Segnali di preoccupazione provengono dagli operatori del commercio, che ad ottobre evidenziano un peggioramento del clima di fiducia con attese di ridimensionamento della domanda.

L’inflazione si conferma uno dei problemi principali: a ottobre la variazione del 3,4% congiunturale (incremento di dimensioni simili a quello osservato complessivamente tra gennaio 2016 e gennaio 2021) ha portato il tasso di variazione su base annua all’11,8%.

Secondo le stime di Confcommercio, nel mese di novembre l’inflazione dovrebbe registrare un incremento dello 0,4%, lasciando sostanzialmente invariato il tasso di crescita tendenziale (11,7%). La minor dinamicità dell’inflazione nel mese in corso non sembra, peraltro, preludere all’inizio di una fase di rientro che potrebbe concretizzarsi solo a partire dal secondo quarto del prossimo anno.

«E’ sempre più probabile una recessione tecnica nei trimestri a cavallo della fine del 2022 – mette in evidenza Confcommercio – secondo le nostre stime a novembre il Pil dovrebbe registrare una riduzione dello 0,7% congiunturale, accentuando la tendenza al ridimensionamento dell’attività economica iniziata a settembre. Nel confronto annuo la variazione, nel mese in corso, si dovrebbe attestare allo 0,4%, in ulteriore rallentamento rispetto ai mesi precedenti».

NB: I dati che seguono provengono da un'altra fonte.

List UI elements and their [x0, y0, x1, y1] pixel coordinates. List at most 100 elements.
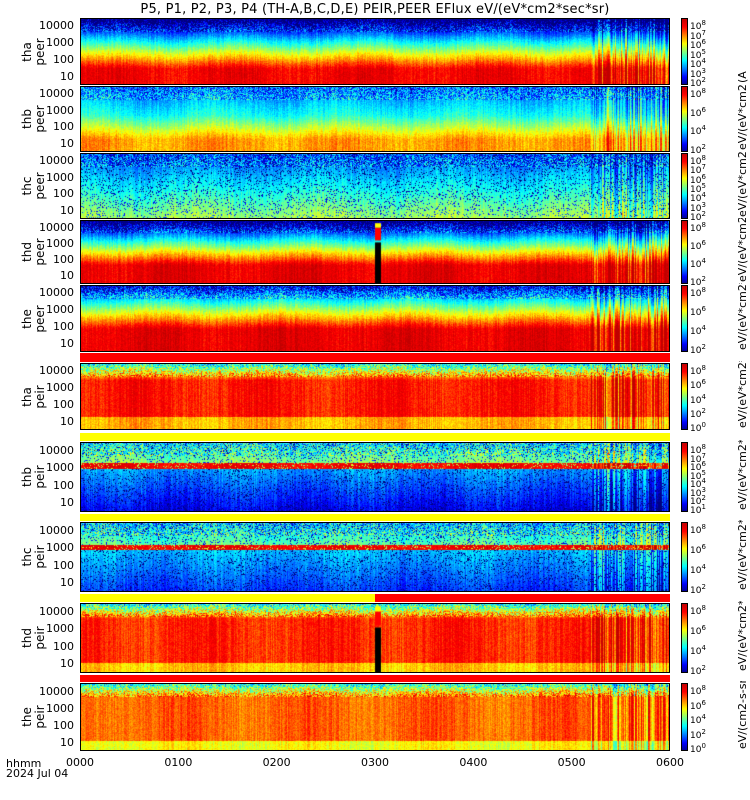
- y-tick-label: 1000: [46, 461, 74, 475]
- x-axis-date-label: 2024 Jul 04: [6, 767, 69, 780]
- colorbar-tick-label: 102: [690, 343, 706, 356]
- x-tick-label: 0600: [656, 756, 684, 769]
- colorbar-9: [681, 603, 688, 673]
- y-tick-label: 100: [53, 397, 74, 411]
- colorbar-tick-label: 104: [690, 57, 706, 70]
- colorbar-frame: [681, 153, 688, 219]
- y-tick-label: 100: [53, 253, 74, 266]
- y-tick-label: 10000: [39, 154, 74, 168]
- y-tick-label: 10: [60, 269, 74, 282]
- mode-indicator-strip: [80, 514, 670, 521]
- colorbar-tick-label: 104: [690, 392, 706, 406]
- x-tick-label: 0000: [66, 756, 94, 769]
- y-tick-label: 10: [60, 657, 74, 671]
- colorbar-tick-label: 102: [690, 275, 706, 288]
- colorbar-tick-label: 103: [690, 66, 706, 80]
- colorbar-frame: [681, 522, 688, 592]
- colorbar-tick-label: 102: [690, 406, 706, 420]
- y-tick-label: 100: [53, 52, 74, 66]
- colorbar-unit-label: eV/(eV*cm2*s*sr): [736, 440, 749, 510]
- spectrogram-panel-7: [80, 442, 670, 512]
- colorbar-tick-label: 108: [690, 364, 706, 377]
- spectrogram-panel-5: [80, 285, 670, 352]
- colorbar-tick-label: 102: [690, 76, 706, 89]
- y-tick-label: 10: [60, 203, 74, 217]
- colorbar-tick-label: 108: [690, 604, 706, 617]
- colorbar-tick-label: 107: [690, 28, 706, 42]
- colorbar-frame: [681, 86, 688, 152]
- colorbar-tick-label: 108: [690, 221, 706, 234]
- colorbar-tick-label: 108: [690, 87, 706, 100]
- colorbar-tick-label: 106: [690, 378, 706, 392]
- colorbar-frame: [681, 285, 688, 352]
- y-tick-label: 10000: [39, 523, 74, 537]
- colorbar-5: [681, 285, 688, 352]
- colorbar-tick-label: 104: [690, 257, 706, 270]
- y-tick-label: 1000: [46, 701, 74, 715]
- colorbar-frame: [681, 603, 688, 673]
- colorbar-unit-label: eV/(eV*cm2*s*sr): [736, 283, 749, 350]
- colorbar-frame: [681, 683, 688, 751]
- y-tick-label: 10: [60, 336, 74, 350]
- spectrogram-panel-1: [80, 18, 670, 85]
- colorbar-tick-label: 102: [690, 583, 706, 596]
- y-tick-label: 10: [60, 496, 74, 510]
- colorbar-tick-label: 108: [690, 19, 706, 32]
- mode-indicator-strip: [80, 433, 670, 441]
- y-tick-label: 100: [53, 558, 74, 572]
- y-tick-label: 100: [53, 718, 74, 732]
- figure-title: P5, P1, P2, P3, P4 (TH-A,B,C,D,E) PEIR,P…: [140, 2, 610, 17]
- colorbar-tick-label: 104: [690, 713, 706, 726]
- colorbar-tick-label: 103: [690, 200, 706, 214]
- colorbar-frame: [681, 18, 688, 85]
- x-tick-label: 0400: [459, 756, 488, 769]
- spectrogram-panel-2: [80, 86, 670, 152]
- y-tick-label: 100: [53, 639, 74, 653]
- colorbar-tick-label: 101: [690, 503, 706, 516]
- y-tick-label: 10000: [39, 684, 74, 698]
- colorbar-10: [681, 683, 688, 751]
- y-tick-label: 100: [53, 187, 74, 201]
- y-tick-label: 10: [60, 414, 74, 428]
- colorbar-unit-label: eV/(eV*cm2*s*sr): [736, 151, 749, 217]
- spectrogram-panel-4: [80, 220, 670, 284]
- y-tick-label: 10000: [39, 19, 74, 33]
- colorbar-frame: [681, 220, 688, 284]
- colorbar-frame: [681, 442, 688, 512]
- colorbar-tick-label: 104: [690, 563, 706, 576]
- spectrogram-panel-8: [80, 522, 670, 592]
- colorbar-tick-label: 106: [690, 105, 706, 119]
- colorbar-tick-label: 105: [690, 468, 706, 482]
- y-tick-label: 10000: [39, 443, 74, 457]
- colorbar-tick-label: 106: [690, 172, 706, 186]
- mode-indicator-strip: [80, 594, 670, 602]
- colorbar-unit-label: eV/(eV*cm2*s*sr): [736, 601, 749, 671]
- x-axis-unit-label: hhmm: [6, 757, 42, 770]
- x-tick-label: 0100: [164, 756, 193, 769]
- colorbar-unit-label: eV/(eV*cm2*s*sr): [736, 520, 749, 590]
- spectrogram-panel-6: [80, 363, 670, 430]
- mode-indicator-strip: [80, 675, 670, 682]
- colorbar-8: [681, 522, 688, 592]
- colorbar-tick-label: 108: [690, 443, 706, 456]
- colorbar-tick-label: 106: [690, 239, 706, 252]
- colorbar-unit-label: eV/(eV*cm2*s*sr): [736, 84, 749, 150]
- y-tick-label: 1000: [46, 237, 74, 250]
- colorbar-tick-label: 105: [690, 182, 706, 195]
- colorbar-tick-label: 104: [690, 644, 706, 657]
- colorbar-tick-label: 100: [690, 421, 706, 434]
- x-tick-label: 0200: [262, 756, 291, 769]
- y-tick-label: 10: [60, 136, 74, 150]
- spectrogram-panel-9: [80, 603, 670, 673]
- colorbar-tick-label: 106: [690, 305, 706, 318]
- spectrogram-panel-3: [80, 153, 670, 219]
- colorbar-tick-label: 104: [690, 124, 706, 138]
- colorbar-6: [681, 363, 688, 430]
- colorbar-tick-label: 106: [690, 38, 706, 51]
- mode-indicator-strip: [80, 353, 670, 362]
- colorbar-tick-label: 102: [690, 727, 706, 741]
- x-tick-label: 0500: [557, 756, 586, 769]
- y-tick-label: 100: [53, 478, 74, 492]
- colorbar-4: [681, 220, 688, 284]
- colorbar-1: [681, 18, 688, 85]
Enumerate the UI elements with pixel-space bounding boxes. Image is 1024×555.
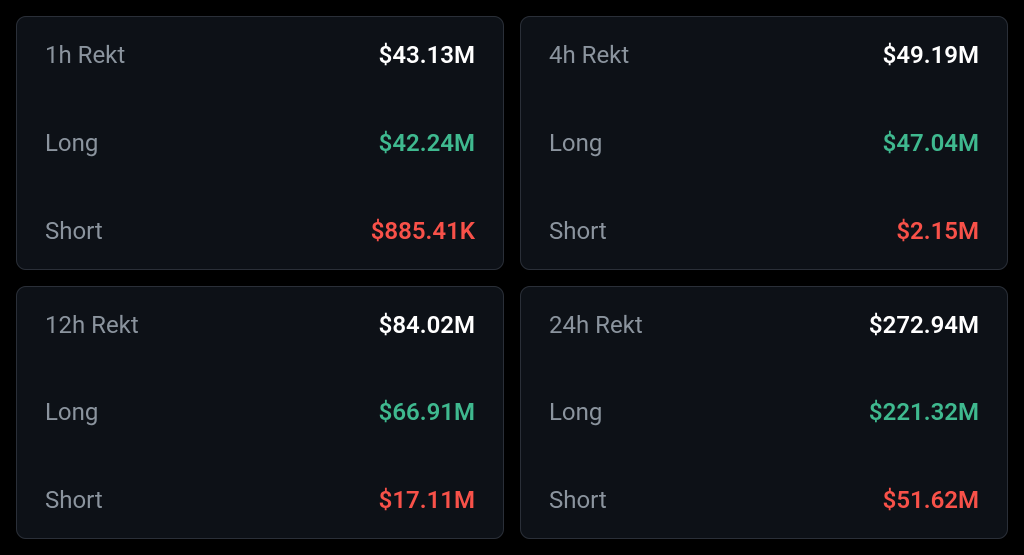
rekt-card-24h: 24h Rekt $272.94M Long $221.32M Short $5… [520,286,1008,540]
rekt-short-row: Short $2.15M [549,217,979,245]
rekt-total-row: 24h Rekt $272.94M [549,311,979,339]
rekt-short-row: Short $51.62M [549,486,979,514]
rekt-short-row: Short $885.41K [45,217,475,245]
rekt-card-12h: 12h Rekt $84.02M Long $66.91M Short $17.… [16,286,504,540]
rekt-short-value: $2.15M [896,217,979,245]
rekt-long-row: Long $66.91M [45,398,475,426]
rekt-long-label: Long [549,129,602,157]
rekt-total-row: 1h Rekt $43.13M [45,41,475,69]
rekt-long-row: Long $42.24M [45,129,475,157]
rekt-total-value: $49.19M [883,41,979,69]
rekt-long-value: $66.91M [379,398,475,426]
rekt-total-row: 4h Rekt $49.19M [549,41,979,69]
rekt-short-label: Short [549,486,607,514]
rekt-short-label: Short [45,217,103,245]
rekt-long-row: Long $47.04M [549,129,979,157]
rekt-short-value: $51.62M [883,486,979,514]
rekt-total-label: 1h Rekt [45,41,125,69]
rekt-card-1h: 1h Rekt $43.13M Long $42.24M Short $885.… [16,16,504,270]
rekt-long-value: $47.04M [883,129,979,157]
rekt-long-row: Long $221.32M [549,398,979,426]
rekt-total-label: 4h Rekt [549,41,629,69]
rekt-total-value: $84.02M [379,311,475,339]
rekt-card-4h: 4h Rekt $49.19M Long $47.04M Short $2.15… [520,16,1008,270]
rekt-total-row: 12h Rekt $84.02M [45,311,475,339]
rekt-long-label: Long [549,398,602,426]
rekt-short-value: $17.11M [379,486,475,514]
rekt-long-label: Long [45,398,98,426]
rekt-total-value: $43.13M [379,41,475,69]
rekt-total-value: $272.94M [869,311,979,339]
rekt-stats-grid: 1h Rekt $43.13M Long $42.24M Short $885.… [16,16,1008,539]
rekt-short-row: Short $17.11M [45,486,475,514]
rekt-long-value: $42.24M [379,129,475,157]
rekt-short-label: Short [45,486,103,514]
rekt-long-value: $221.32M [869,398,979,426]
rekt-total-label: 12h Rekt [45,311,139,339]
rekt-short-label: Short [549,217,607,245]
rekt-long-label: Long [45,129,98,157]
rekt-total-label: 24h Rekt [549,311,643,339]
rekt-short-value: $885.41K [371,217,475,245]
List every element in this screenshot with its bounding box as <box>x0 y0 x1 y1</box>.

Ad ottobre i consumi – espressi con la metrica dell’Icc – «si sono ridotti nel confronto annuo (-1,4%), effetto di una contrazione per la domanda per i beni (-2,7%) e di una crescita per i servizi (+2,1%). All’interno dell’aggregato dei beni per alcuni segmenti (alimentari, mobili ed elettrodomestici) la flessione su base annua comincia ad assumere toni significativi. Rimane critica la situazione nel settore dell’automotive nonostante il lieve miglioramento di ottobre».

Il rallentamento congiunturale della domanda “si inserisce in un contesto in cui il differenziale con il 2019 è ancora rilevante. Nel complesso del periodo gennaio-ottobre 2022, l’Icc manifesta una riduzione del 4,7% rispetto allo stesso periodo del 2019. Divari più rilevanti si registrano per i servizi (-12%)».